Retailers that sell through Google surfaces, platforms building agent experiences that need standardized merchant access, and PSPs/credential providers interested in the Payment Token Exchange capability. The adoption tracker lists verified supporters.

Adoption

  • Google: Platform (AI Mode in Search, Gemini app) (2026-01-11). source
  • Shopify: Co-developer (2026-01-11). source
  • Etsy: Co-developer (2026-01-11). source
  • Wayfair: Co-developer (2026-01-11). source
  • Target: Co-developer (2026-01-11). source
  • Walmart: Co-developer (2026-01-11). source

See the full adoption tracker →

Frequently asked questions

Who created UCP and when?
Google launched the Universal Commerce Protocol on 11 January 2026, co-developed with Shopify, Etsy, Wayfair, Target and Walmart.
Is UCP open source?
Yes.
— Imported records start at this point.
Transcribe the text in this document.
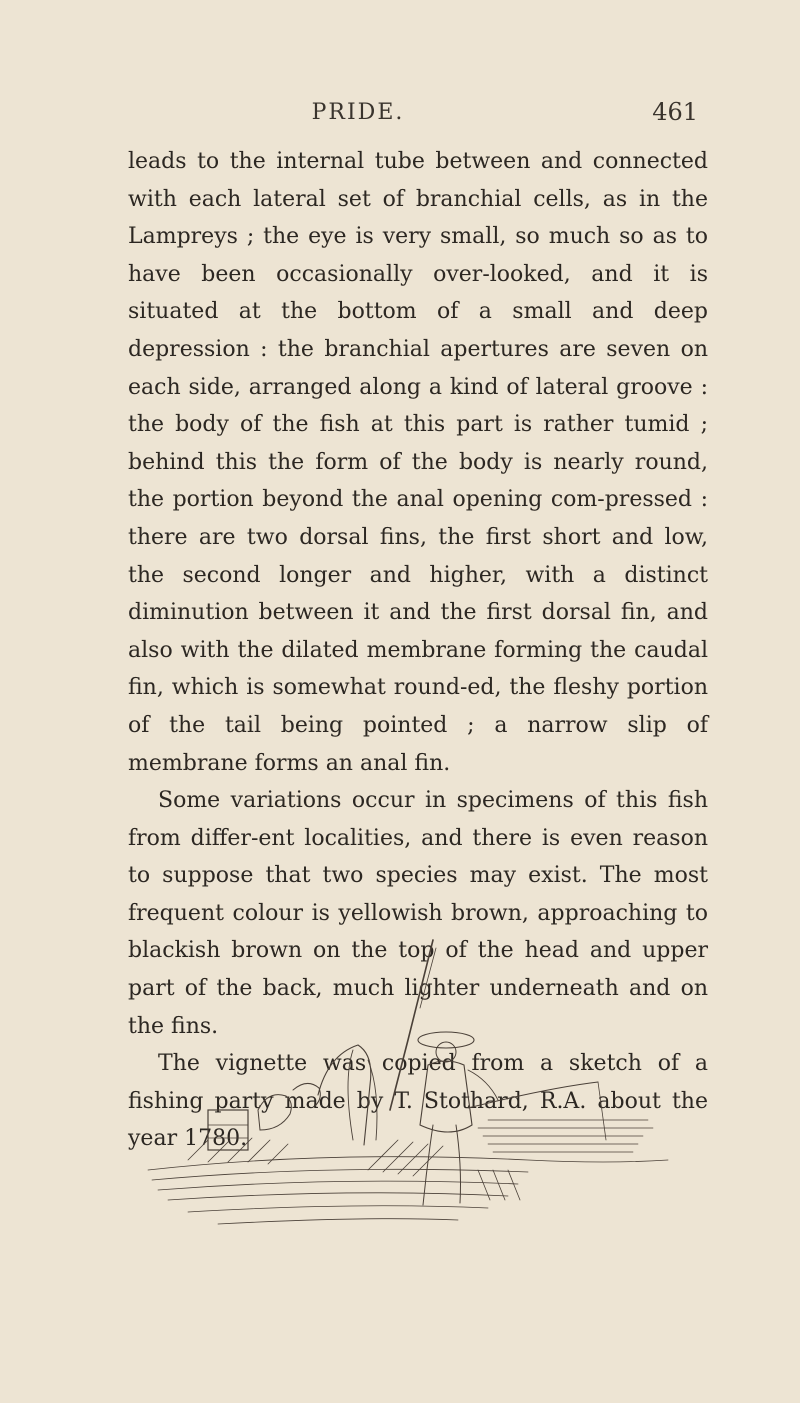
PRIDE.	461

leads to the internal tube between and connected with each lateral set of branchial cells, as in the Lampreys ; the eye is very small, so much so as to have been occasionally over-looked, and it is situated at the bottom of a small and deep depression : the branchial apertures are seven on each side, arranged along a kind of lateral groove : the body of the fish at this part is rather tumid ; behind this the form of the body is nearly round, the portion beyond the anal opening com-pressed : there are two dorsal fins, the first short and low, the second longer and higher, with a distinct diminution between it and the first dorsal fin, and also with the dilated membrane forming the caudal fin, which is somewhat round-ed, the fleshy portion of the tail being pointed ; a narrow slip of membrane forms an anal fin.

Some variations occur in specimens of this fish from differ-ent localities, and there is even reason to suppose that two species may exist. The most frequent colour is yellowish brown, approaching to blackish brown on the top of the head and upper part of the back, much lighter underneath and on the fins.

The vignette was copied from a sketch of a fishing party made by T. Stothard, R.A. about the year 1780.
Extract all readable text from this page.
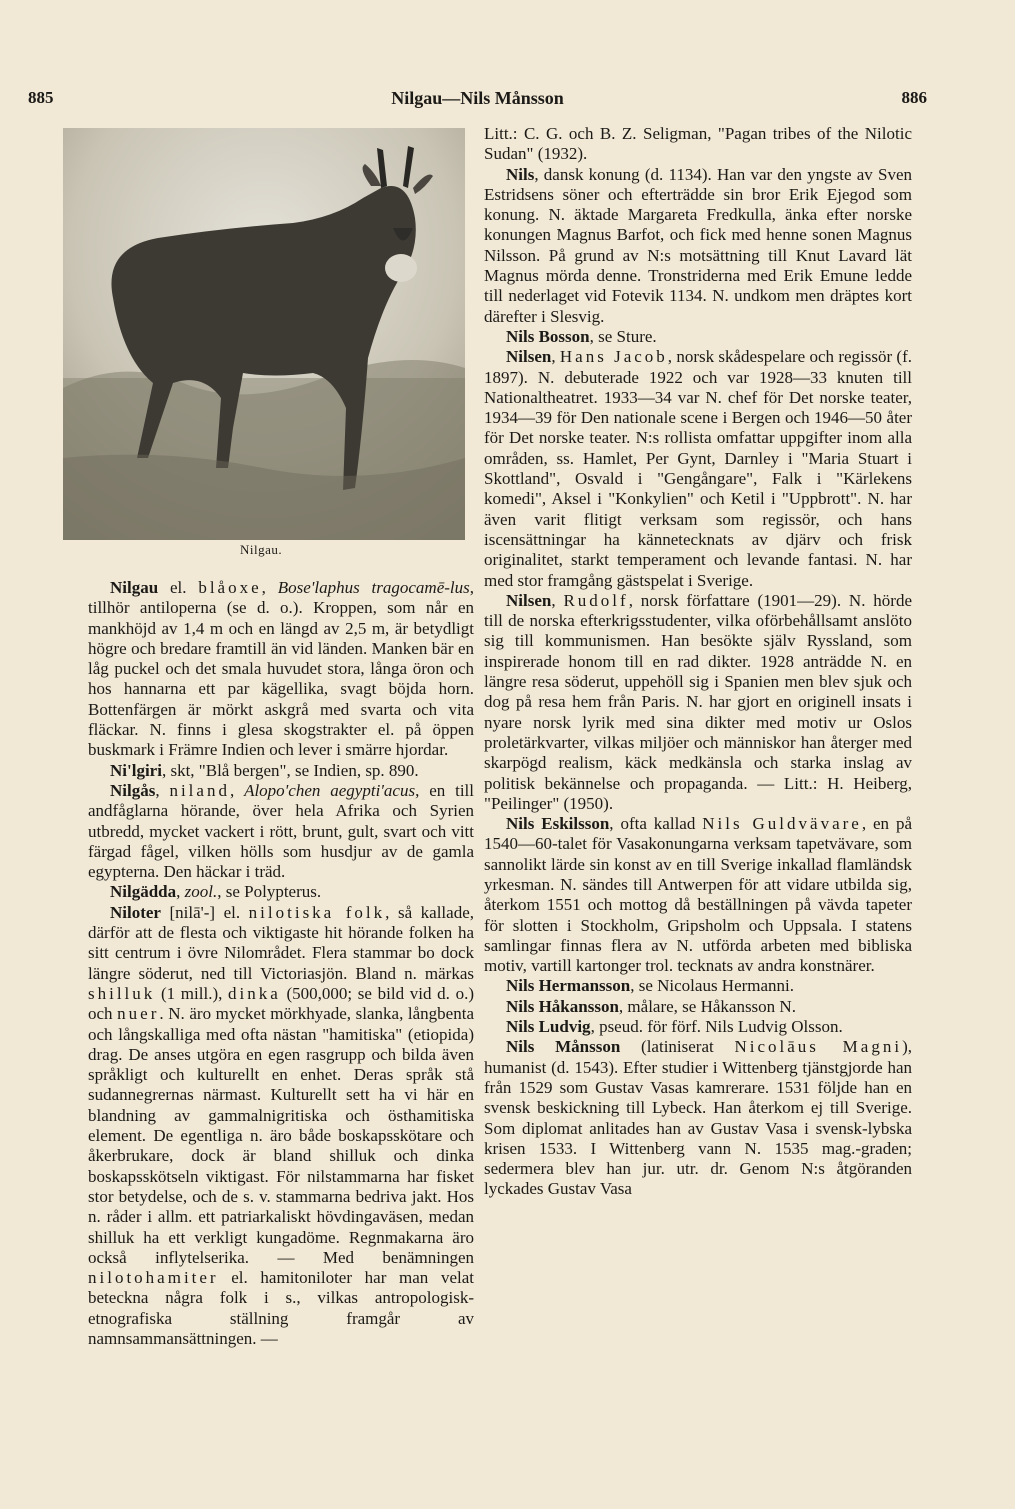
885	Nilgau—Nils Månsson	886
Nilgau.

Nilgau el. blåoxe, Bose'laphus tragocamē-lus, tillhör antiloperna (se d. o.). Kroppen, som når en mankhöjd av 1,4 m och en längd av 2,5 m, är betydligt högre och bredare framtill än vid länden. Manken bär en låg puckel och det smala huvudet stora, långa öron och hos hannarna ett par kägellika, svagt böjda horn. Bottenfärgen är mörkt askgrå med svarta och vita fläckar. N. finns i glesa skogstrakter el. på öppen buskmark i Främre Indien och lever i smärre hjordar.

Ni'lgiri, skt, "Blå bergen", se Indien, sp. 890.

Nilgås, niland, Alopo'chen aegypti'acus, en till andfåglarna hörande, över hela Afrika och Syrien utbredd, mycket vackert i rött, brunt, gult, svart och vitt färgad fågel, vilken hölls som husdjur av de gamla egypterna. Den häckar i träd.

Nilgädda, zool., se Polypterus.

Niloter [nilā'-] el. nilotiska folk, så kallade, därför att de flesta och viktigaste hit hörande folken ha sitt centrum i övre Nilområdet. Flera stammar bo dock längre söderut, ned till Victoriasjön. Bland n. märkas shilluk (1 mill.), dinka (500,000; se bild vid d. o.) och nuer. N. äro mycket mörkhyade, slanka, långbenta och långskalliga med ofta nästan "hamitiska" (etiopida) drag. De anses utgöra en egen rasgrupp och bilda även språkligt och kulturellt en enhet. Deras språk stå sudannegrernas närmast. Kulturellt sett ha vi här en blandning av gammalnigritiska och östhamitiska element. De egentliga n. äro både boskapsskötare och åkerbrukare, dock är bland shilluk och dinka boskapsskötseln viktigast. För nilstammarna har fisket stor betydelse, och de s. v. stammarna bedriva jakt. Hos n. råder i allm. ett patriarkaliskt hövdingaväsen, medan shilluk ha ett verkligt kungadöme. Regnmakarna äro också inflytelserika. — Med benämningen nilotohamiter el. hamitoniloter har man velat beteckna några folk i s., vilkas antropologisk-etnografiska ställning framgår av namnsammansättningen. —

Litt.: C. G. och B. Z. Seligman, "Pagan tribes of the Nilotic Sudan" (1932).

Nils, dansk konung (d. 1134). Han var den yngste av Sven Estridsens söner och efterträdde sin bror Erik Ejegod som konung. N. äktade Margareta Fredkulla, änka efter norske konungen Magnus Barfot, och fick med henne sonen Magnus Nilsson. På grund av N:s motsättning till Knut Lavard lät Magnus mörda denne. Tronstriderna med Erik Emune ledde till nederlaget vid Fotevik 1134. N. undkom men dräptes kort därefter i Slesvig.

Nils Bosson, se Sture.

Nilsen, Hans Jacob, norsk skådespelare och regissör (f. 1897). N. debuterade 1922 och var 1928—33 knuten till Nationaltheatret. 1933—34 var N. chef för Det norske teater, 1934—39 för Den nationale scene i Bergen och 1946—50 åter för Det norske teater. N:s rollista omfattar uppgifter inom alla områden, ss. Hamlet, Per Gynt, Darnley i "Maria Stuart i Skottland", Osvald i "Gengångare", Falk i "Kärlekens komedi", Aksel i "Konkylien" och Ketil i "Uppbrott". N. har även varit flitigt verksam som regissör, och hans iscensättningar ha kännetecknats av djärv och frisk originalitet, starkt temperament och levande fantasi. N. har med stor framgång gästspelat i Sverige.

Nilsen, Rudolf, norsk författare (1901—29). N. hörde till de norska efterkrigsstudenter, vilka oförbehållsamt anslöto sig till kommunismen. Han besökte själv Ryssland, som inspirerade honom till en rad dikter. 1928 anträdde N. en längre resa söderut, uppehöll sig i Spanien men blev sjuk och dog på resa hem från Paris. N. har gjort en originell insats i nyare norsk lyrik med sina dikter med motiv ur Oslos proletärkvarter, vilkas miljöer och människor han återger med skarpögd realism, käck medkänsla och starka inslag av politisk bekännelse och propaganda. — Litt.: H. Heiberg, "Peilinger" (1950).

Nils Eskilsson, ofta kallad Nils Guldvävare, en på 1540—60-talet för Vasakonungarna verksam tapetvävare, som sannolikt lärde sin konst av en till Sverige inkallad flamländsk yrkesman. N. sändes till Antwerpen för att vidare utbilda sig, återkom 1551 och mottog då beställningen på vävda tapeter för slotten i Stockholm, Gripsholm och Uppsala. I statens samlingar finnas flera av N. utförda arbeten med bibliska motiv, vartill kartonger trol. tecknats av andra konstnärer.

Nils Hermansson, se Nicolaus Hermanni.

Nils Håkansson, målare, se Håkansson N.

Nils Ludvig, pseud. för förf. Nils Ludvig Olsson.

Nils Månsson (latiniserat Nicolāus Magni), humanist (d. 1543). Efter studier i Wittenberg tjänstgjorde han från 1529 som Gustav Vasas kamrerare. 1531 följde han en svensk beskickning till Lybeck. Han återkom ej till Sverige. Som diplomat anlitades han av Gustav Vasa i svensk-lybska krisen 1533. I Wittenberg vann N. 1535 mag.-graden; sedermera blev han jur. utr. dr. Genom N:s åtgöranden lyckades Gustav Vasa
UCP is open source under the Apache 2.0 license, with the specification maintained on GitHub (Universal-Commerce-Protocol/ucp).
UCP vs ACP: what is the difference?
ACP (OpenAI + Stripe) focuses on agent checkout and powers Instant Checkout in ChatGPT. UCP (Google + Shopify) covers the whole shopping journey and powers agentic checkout on Google AI Mode and Gemini. A merchant can support both.
Does UCP replace AP2 or MCP?
No. UCP is designed to be compatible with existing protocols, including A2A, AP2 and MCP.